Me apetecía escribir un texto con sabor antiguo. He intentado aportar un enfoque y un tema contemporáneos. Del folclore disfruto más la belleza que su frecuente moralina, pero resulta difícil dotar a un relato corto del aroma a antigüedad sin cierto barniz ejemplarizante; espero que no haya sido excesivo.
Érase una vez, hace mucho tiempo, un príncipe que idolatraba a su madre, la reina. Hasta tal punto la amaba, que cuando ella enfermó nuestro príncipe se embarcó en la peligrosa búsqueda del objeto sagrado que podría sanarla.
—Atended los que estáis sentados junto al fuego, pues mi historia ya comienza:
«Cuando el mundo era joven y lleno de maravillas, existía un país dichoso que una reina muy anciana gobernaba con sabiduría desde la muerte del rey. La soberana enfermó gravemente y el consejo de magos dictaminó que sólo la sanaría el legendario lempu, del que se dice que alberga el poder del universo y nunca conserva la misma forma. El príncipe tenía edad para reinar, y a juicio de la corte madurez suficiente para gobernar, pero amaba a su madre y partió en busca del sagrado lempu.
» Recorrió el mundo hasta llegar al bosque del Último Confín. Allí vio un cervatillo perseguido por una batida. Conmovido, atravesó la espesura con estrépito y confundió a los cazadores. Más tarde, un lobo que también huía le dirigió una mirada tan implorante que el príncipe volvió a despistar a los perseguidores. Se disponía a vivaquear cuando una muchacha, resplandeciente y hermosa como la luna llena, irrumpió en el claro. Los cazadores aparecieron y le exigieron que la entregara. El príncipe luchó con ellos y los derrotó, pero resultó mortalmente herido. Antes de desmayarse en brazos de la muchacha, lamentó no haber podido salvar a su madre.
» Despertó ileso junto a un estanque. La felicidad le inundó al descubrir a su lado a la muchacha, coronada de estrellas. El príncipe le explicó su búsqueda y le preguntó si sabía del paradero del lempu. Ella, que ya lo amaba, le habló del ciclo de la vida, del necesario tránsito de la vejez a la muerte, pero el príncipe endureció su corazón y no quiso escucharla. La muchacha se despidió entre lágrimas y le rogó que regresara la noche siguiente. El príncipe así lo hizo; el estanque estaba desierto salvo por un cofrecito de madera bajo el claro de luna. No buscó a la muchacha y mientras se alejaba deprisa, el bosque se marchitaba a su espalda.
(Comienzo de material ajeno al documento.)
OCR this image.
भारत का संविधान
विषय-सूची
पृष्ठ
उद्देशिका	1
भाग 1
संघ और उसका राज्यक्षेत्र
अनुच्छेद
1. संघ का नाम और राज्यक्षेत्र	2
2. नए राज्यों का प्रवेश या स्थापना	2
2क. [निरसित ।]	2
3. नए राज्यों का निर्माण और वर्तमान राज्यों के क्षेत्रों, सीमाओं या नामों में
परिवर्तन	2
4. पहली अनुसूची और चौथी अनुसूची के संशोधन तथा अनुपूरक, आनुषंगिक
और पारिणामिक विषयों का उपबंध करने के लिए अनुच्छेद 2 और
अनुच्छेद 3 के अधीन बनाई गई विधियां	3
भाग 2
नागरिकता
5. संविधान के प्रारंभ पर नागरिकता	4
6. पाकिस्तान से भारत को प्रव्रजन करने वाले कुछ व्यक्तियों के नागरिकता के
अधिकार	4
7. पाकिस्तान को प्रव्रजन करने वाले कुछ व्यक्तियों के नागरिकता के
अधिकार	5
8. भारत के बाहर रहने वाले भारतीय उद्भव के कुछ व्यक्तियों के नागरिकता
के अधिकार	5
» Al llegar al reino los pendones negros le anticiparon la noticia. Lloró sobre su madre muerta mientras repetía sin cesar: “Ahora sé que yo también la amaba, y la perdí para siempre”. Todos pensaron que se refería a la reina.
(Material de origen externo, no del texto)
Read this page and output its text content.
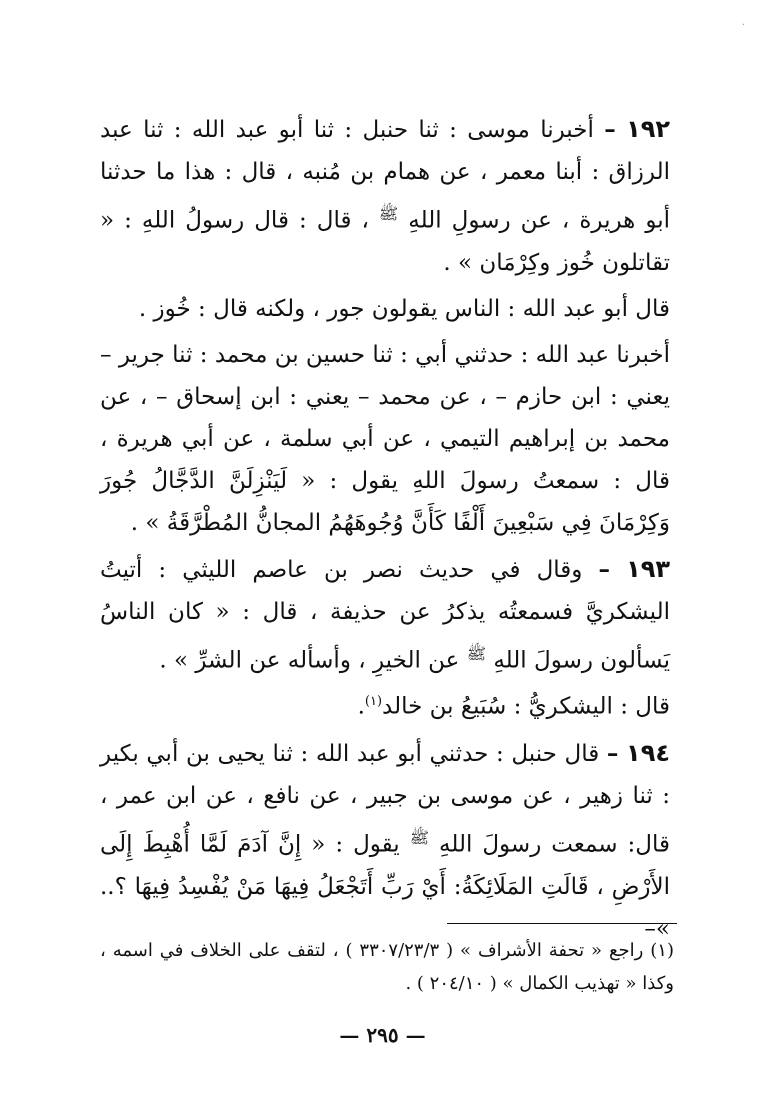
·

١٩٢ – أخبرنا موسى : ثنا حنبل : ثنا أبو عبد الله : ثنا عبد الرزاق : أبنا معمر ، عن همام بن مُنبه ، قال : هذا ما حدثنا أبو هريرة ، عن رسولِ اللهِ $^ﷺ$ ، قال : قال رسولُ اللهِ : « تقاتلون خُوز وكِرْمَان » .

قال أبو عبد الله : الناس يقولون جور ، ولكنه قال : خُوز .

أخبرنا عبد الله : حدثني أبي : ثنا حسين بن محمد : ثنا جرير – يعني : ابن حازم – ، عن محمد – يعني : ابن إسحاق – ، عن محمد بن إبراهيم التيمي ، عن أبي سلمة ، عن أبي هريرة ، قال : سمعتُ رسولَ اللهِ يقول : « لَيَنْزِلَنَّ الدَّجَّالُ جُورَ وَكِرْمَانَ فِي سَبْعِينَ أَلْفًا كَأَنَّ وُجُوهَهُمُ المجانُّ المُطْرَّقَةُ » .

١٩٣ – وقال في حديث نصر بن عاصم الليثي : أتيتُ اليشكريَّ فسمعتُه يذكرُ عن حذيفة ، قال : « كان الناسُ يَسألون رسولَ اللهِ $^ﷺ$ عن الخيرِ ، وأسأله عن الشرِّ » .

قال : اليشكريُّ : سُبَيعُ بن خالد$^{(١)}$.

١٩٤ – قال حنبل : حدثني أبو عبد الله : ثنا يحيى بن أبي بكير : ثنا زهير ، عن موسى بن جبير ، عن نافع ، عن ابن عمر ، قال: سمعت رسولَ اللهِ $^ﷺ$ يقول : « إِنَّ آدَمَ لَمَّا أُهْبِطَ إِلَى الأَرْضِ ، قَالَتِ المَلَائِكَةُ: أَيْ رَبِّ أَتَجْعَلُ فِيهَا مَنْ يُفْسِدُ فِيهَا ؟.. »–

(١) راجع « تحفة الأشراف » ( ٣٣٠٧/٢٣/٣ ) ، لتقف على الخلاف في اسمه ، وكذا « تهذيب الكمال » ( ٢٠٤/١٠ ) .

— ٢٩٥ —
—Anciano, ¿qué fue del príncipe? —interrumpió un mozalbete.
El cuentacuentos tardó en contestar, y había lágrimas en sus ojos cuando habló por fin:
—Enloquecido, huyó muy lejos y arrojó el lempu al océano en el convencimiento de había sido el culpable de tanto dolor. Por su cercanía al objeto sagrado está condenado a una larga vida, y rogará hasta el final de sus días para que la muchacha de luz de luna muriera creyendo que él no era consciente de la elección que hizo.